# Change in temperature due to adiabatic expansion against the vacuum

Let's consider an ideal gas that expands in vacuum and it is thermally isolated from the surroundings. Since it is isolated, it does not exchange heat with the exterior $$Q=0$$. Since it is expanding against the vacuum, it does no work $$W=0$$. From the first principle we get that the change in internal energy is zero.

$$\Delta U = Q - L = 0$$

Internal energy for an ideal gas depends only on the change in temperature, which will also be zero in this case. $$\Delta U = n C_{V}\Delta T=0$$

But since the expansion is adiabatic, we can write:

$$T_{1}V_{1}^{\gamma - 1} = T_{2}V_{2}^{\gamma - 1}$$ which, because we talk about expansion and $$V_{2}>V_{1}$$, would mean that:

$$\dfrac{T_{1}}{T_{2}}=\left(\dfrac{V_{2}}{V_{1}}\right)^{\gamma-1}$$ the temperature should decrease: $$T_{2} < T_{1}$$. What am I missing here?

The error lies with the line

But since the expansion is adiabatic, we can write: $$T_{1}V_{1}^{\gamma - 1} = T_{2}V_{2}^{\gamma - 1}$$.

That equation is derived by assuming constant entropy.
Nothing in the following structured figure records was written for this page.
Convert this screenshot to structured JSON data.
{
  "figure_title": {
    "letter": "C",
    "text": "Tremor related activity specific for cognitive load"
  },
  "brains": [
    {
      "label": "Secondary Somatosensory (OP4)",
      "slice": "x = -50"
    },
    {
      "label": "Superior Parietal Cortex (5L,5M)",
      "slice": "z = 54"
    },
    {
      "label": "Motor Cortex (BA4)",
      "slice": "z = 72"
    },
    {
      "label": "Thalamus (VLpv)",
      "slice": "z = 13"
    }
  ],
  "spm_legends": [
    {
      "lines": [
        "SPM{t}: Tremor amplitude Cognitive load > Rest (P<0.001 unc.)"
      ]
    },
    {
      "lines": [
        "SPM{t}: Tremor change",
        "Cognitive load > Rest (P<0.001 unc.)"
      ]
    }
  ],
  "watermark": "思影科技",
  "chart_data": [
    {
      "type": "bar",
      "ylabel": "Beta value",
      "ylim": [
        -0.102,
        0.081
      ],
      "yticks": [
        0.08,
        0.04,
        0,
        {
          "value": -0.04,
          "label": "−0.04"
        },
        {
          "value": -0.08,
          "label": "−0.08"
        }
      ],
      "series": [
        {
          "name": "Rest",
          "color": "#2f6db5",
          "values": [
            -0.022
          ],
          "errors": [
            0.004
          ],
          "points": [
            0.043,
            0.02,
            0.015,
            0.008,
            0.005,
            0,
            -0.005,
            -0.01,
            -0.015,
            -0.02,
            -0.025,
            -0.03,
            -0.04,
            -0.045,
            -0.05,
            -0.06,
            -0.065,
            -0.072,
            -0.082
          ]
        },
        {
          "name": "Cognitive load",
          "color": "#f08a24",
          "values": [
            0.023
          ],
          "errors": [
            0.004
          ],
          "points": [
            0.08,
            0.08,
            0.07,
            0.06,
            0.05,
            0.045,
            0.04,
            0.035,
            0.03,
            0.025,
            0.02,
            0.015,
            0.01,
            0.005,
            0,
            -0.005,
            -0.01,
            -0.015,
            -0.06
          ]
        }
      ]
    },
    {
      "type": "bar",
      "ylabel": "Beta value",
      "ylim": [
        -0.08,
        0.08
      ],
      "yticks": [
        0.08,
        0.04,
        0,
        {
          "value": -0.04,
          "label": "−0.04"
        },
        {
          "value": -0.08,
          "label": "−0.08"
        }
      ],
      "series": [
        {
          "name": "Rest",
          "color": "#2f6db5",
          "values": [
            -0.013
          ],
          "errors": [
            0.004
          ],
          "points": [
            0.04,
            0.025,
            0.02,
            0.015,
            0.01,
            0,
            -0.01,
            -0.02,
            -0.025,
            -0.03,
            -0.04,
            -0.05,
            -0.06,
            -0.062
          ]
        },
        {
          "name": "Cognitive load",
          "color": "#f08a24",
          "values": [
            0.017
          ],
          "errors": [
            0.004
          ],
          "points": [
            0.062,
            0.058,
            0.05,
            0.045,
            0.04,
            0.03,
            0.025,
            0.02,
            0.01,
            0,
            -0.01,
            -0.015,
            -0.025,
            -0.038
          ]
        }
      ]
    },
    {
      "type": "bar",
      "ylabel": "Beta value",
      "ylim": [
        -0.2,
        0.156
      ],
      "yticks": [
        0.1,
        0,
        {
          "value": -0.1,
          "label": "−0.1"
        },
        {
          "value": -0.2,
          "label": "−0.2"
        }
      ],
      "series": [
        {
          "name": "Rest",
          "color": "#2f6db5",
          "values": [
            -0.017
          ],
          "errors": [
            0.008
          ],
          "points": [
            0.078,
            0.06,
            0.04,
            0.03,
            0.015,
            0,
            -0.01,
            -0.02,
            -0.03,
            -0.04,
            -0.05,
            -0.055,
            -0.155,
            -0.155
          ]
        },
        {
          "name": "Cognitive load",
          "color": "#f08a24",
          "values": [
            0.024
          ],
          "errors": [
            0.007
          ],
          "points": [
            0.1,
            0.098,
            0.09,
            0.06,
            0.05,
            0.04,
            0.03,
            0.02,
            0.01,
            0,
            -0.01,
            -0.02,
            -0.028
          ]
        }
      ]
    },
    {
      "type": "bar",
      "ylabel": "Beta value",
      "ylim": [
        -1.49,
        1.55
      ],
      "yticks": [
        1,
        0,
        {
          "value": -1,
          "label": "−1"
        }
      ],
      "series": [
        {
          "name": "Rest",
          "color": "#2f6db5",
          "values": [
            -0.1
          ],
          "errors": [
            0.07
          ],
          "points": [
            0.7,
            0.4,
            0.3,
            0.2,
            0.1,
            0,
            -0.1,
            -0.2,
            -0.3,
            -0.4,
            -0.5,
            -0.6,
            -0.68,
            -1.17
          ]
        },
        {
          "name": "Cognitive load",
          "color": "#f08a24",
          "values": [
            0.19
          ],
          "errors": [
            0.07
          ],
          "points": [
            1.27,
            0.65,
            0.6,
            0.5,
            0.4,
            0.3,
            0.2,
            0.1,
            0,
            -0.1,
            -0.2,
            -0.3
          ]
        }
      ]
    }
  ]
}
Specifically, infinitesimal heating $$\delta Q(=0)$$ is equated to $$T\,dS$$, which is valid for a reversible process. But expansion associated with a pressure difference is irreversible, so $$\Delta S\neq 0$$ here even though $$Q=0$$. The temperature remains constant in your scenario, as you showed in the first part of your analysis.